'In Through the Out Door'
"It was four of us, but i don’t think it was as Led Zeppelin as it might've been," Plant said of Zeppelin's eighth and final studio album. Tax problems forced them to decamp to Sweden, where they recorded at Abba's Polar Studios. With Page addicted to heroin, Bonham a deteriorating alcoholic and Plant still mourning the death of his son Karac in 1977, the mighty band seemed like a spent force.
Page was increasingly unengaged, forcing Jones to step up as producer (it's the only Zep album where the guitarist doesn't get a writing credit on every song).
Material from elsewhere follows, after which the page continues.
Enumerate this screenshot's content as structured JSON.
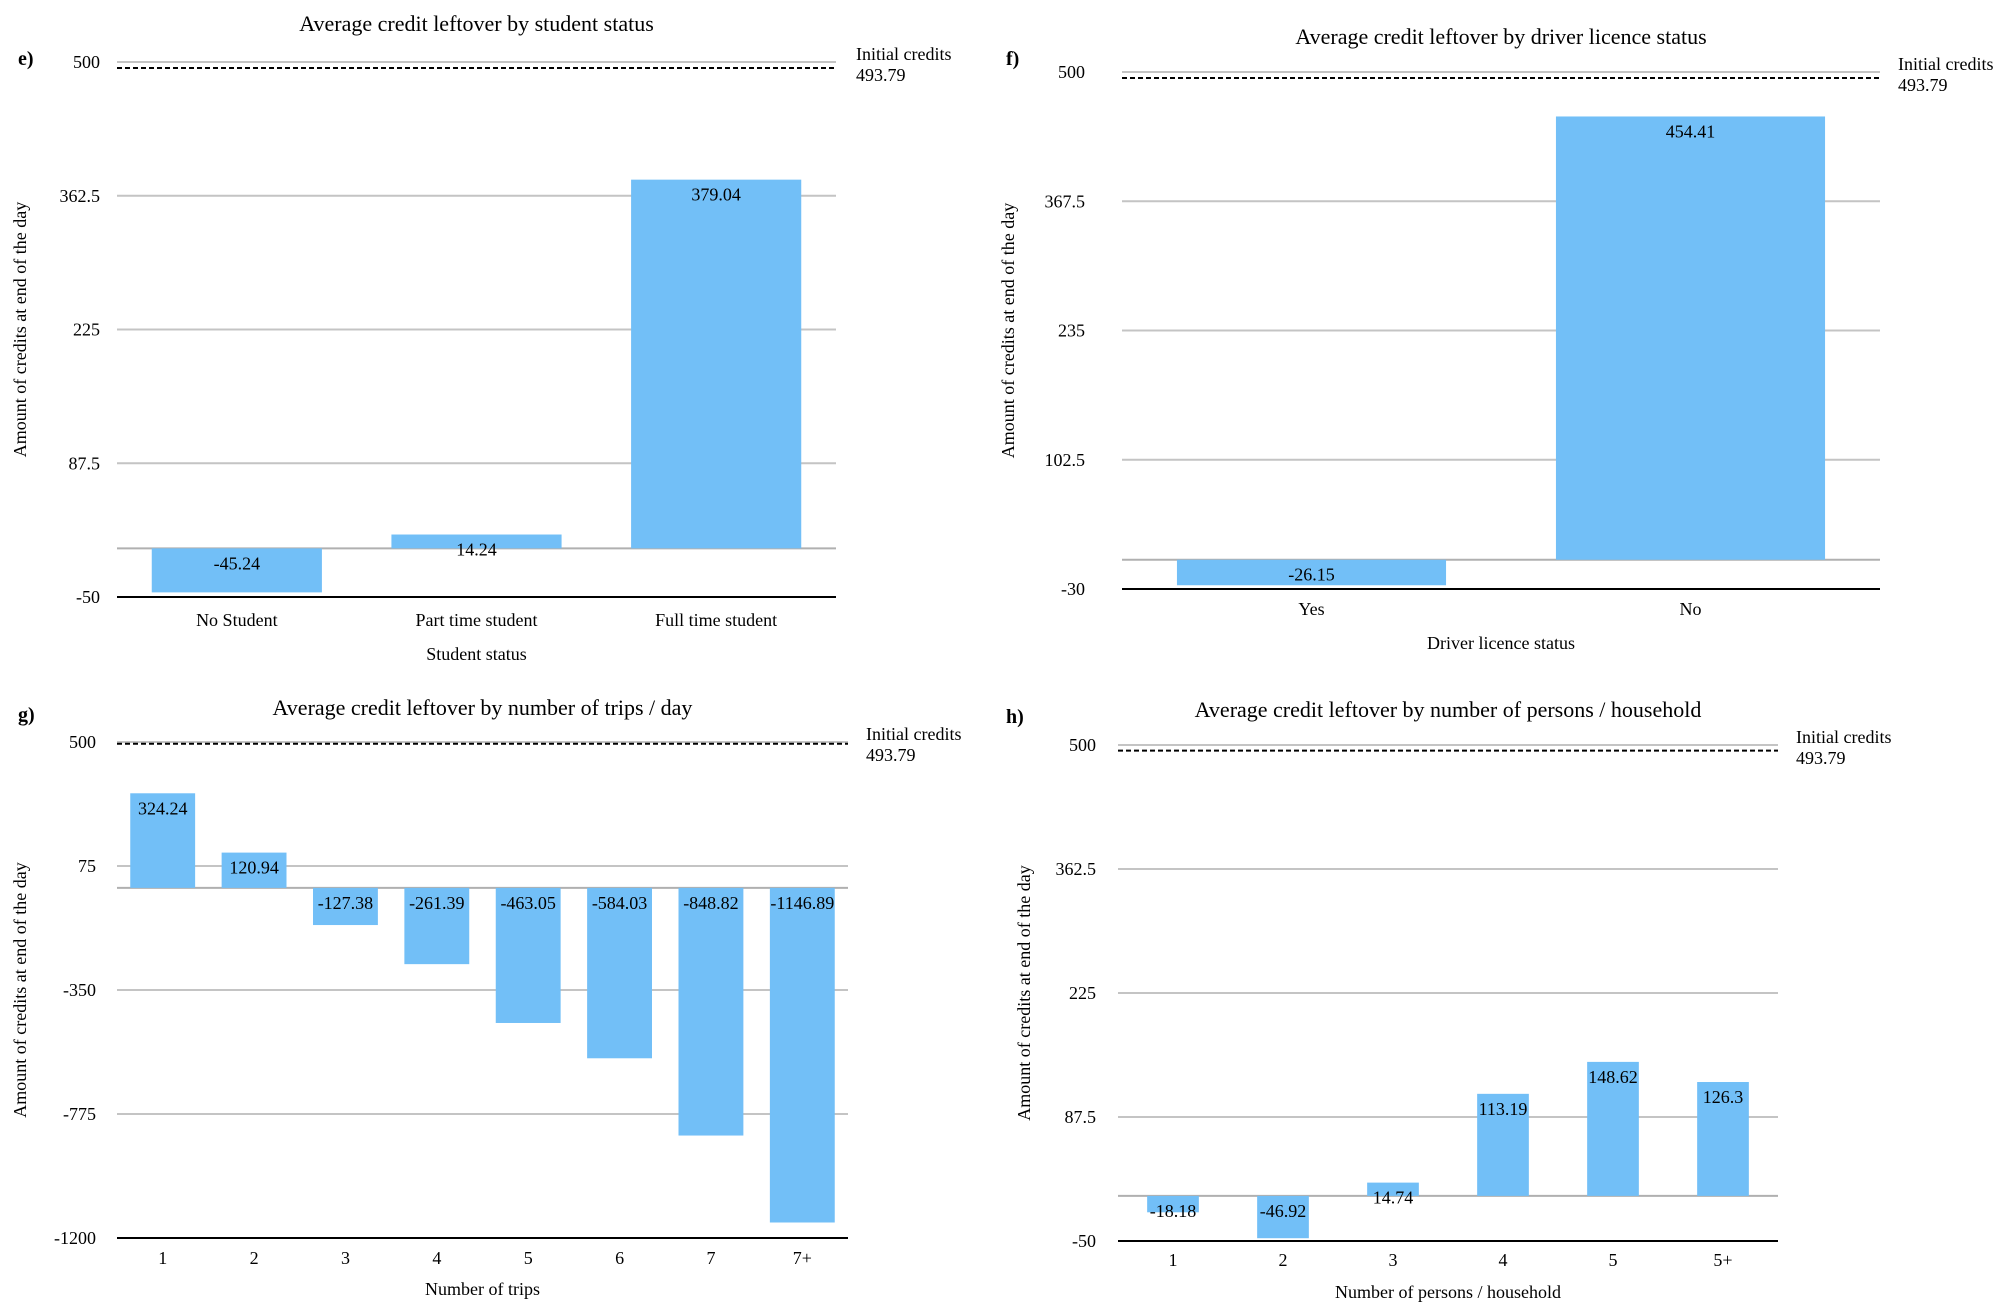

The music moved away from the heavy riffs into subtler textures steeped in Jones' love of synthesizers. "I had a new toy," he said.
And, yet, while many fans found it compromised and weak, In Through the Out Door is a fascinating hodgepodge, brim- ming with intriguing, if not always fully realized, possibilities: the Latin-tinged "Fool in the Rain," the electro-rock anthems "In the Evening" and "Carouselambra" and the fun country goof "Hot Dog." Plant explored his grief over the loss of Karac over Jones' gloaming synths on the grand elegy "All My Love" – a soft moment that's, ironically, one of their most cathartic.
Page optimistically envisioned the next album as raw and stripped-down – a rebirth for a new decade that began instead with Bonham's alcohol-related death in September 1980. "It happened at the beginning of a new lease on life," Jones recalled. "So it hit us all very hard."